Back on the road, our next stop was the Head of the Bight Visitor Centre. Now, this place deserves its reputation. From the viewing platforms, we saw at least 20 southern right whales, including mothers with calves, gliding, rolling, and tail-slapping in the turquoise water below. Watching them was like witnessing a ballet choreographed by nature — graceful, powerful, and utterly mesmerising. And as if that wasn’t enough, the Bunda Cliffs loomed beside us — sheer, dramatic limestone walls plunging into the Southern Ocean. Absolutely breathtaking.




The final stretch of the day was to our overnight stop: Nullarbor Roadhouse. As we pulled in, Noune spotted a sign: “Showers – $1 for 5 minutes.” Naturally, she asked the receptionist if it was a joke. The reply: “No joke. But since you booked the luxury cabin, you’ve got your own bathroom.” Crisis averted.
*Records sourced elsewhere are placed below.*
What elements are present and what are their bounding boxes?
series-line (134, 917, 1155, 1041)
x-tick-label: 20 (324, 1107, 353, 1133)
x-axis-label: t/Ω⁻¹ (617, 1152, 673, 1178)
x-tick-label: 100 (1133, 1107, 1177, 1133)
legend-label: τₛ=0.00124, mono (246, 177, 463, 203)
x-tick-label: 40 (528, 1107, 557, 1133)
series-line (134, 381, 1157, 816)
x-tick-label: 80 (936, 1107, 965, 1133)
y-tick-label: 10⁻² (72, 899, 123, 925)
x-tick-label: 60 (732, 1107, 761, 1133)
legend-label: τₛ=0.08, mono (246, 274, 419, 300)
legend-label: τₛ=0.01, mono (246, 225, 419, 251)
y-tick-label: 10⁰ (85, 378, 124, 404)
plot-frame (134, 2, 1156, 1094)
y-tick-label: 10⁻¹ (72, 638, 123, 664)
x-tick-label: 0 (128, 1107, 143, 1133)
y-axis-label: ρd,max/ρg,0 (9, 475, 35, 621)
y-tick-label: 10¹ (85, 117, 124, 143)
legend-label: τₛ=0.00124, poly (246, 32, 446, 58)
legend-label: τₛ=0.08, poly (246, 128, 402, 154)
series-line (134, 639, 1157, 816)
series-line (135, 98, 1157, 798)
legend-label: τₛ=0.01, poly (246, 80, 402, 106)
After check-in, Noune powered through some work (claiming she was “dying of hunger” while still typing away), and eventually we made it to dinner. That’s where the day really blossomed. Over food and drinks we found ourselves in the company of fellow travellers:
A couple heading from Perth to NSW for their daughter’s wedding.
A solo gentleman who could converse fluently on almost any topic.
A 70-year-old motorcyclist lamenting the “snail pace” of Harley riders.
Another couple in their 70s, still touring the country on two wheels.
And a rider around our age, just back from a Darwin–Adelaide–Perth adventure.
Different people, different walks of life, yet united by the same love of the open road. It felt like a pop-up club of old friends — and it was the perfect way to end the day.
Now we’re back in our cabin, books in hand, feeling that satisfying glow only a day full of stories, whales, and shared laughter can bring.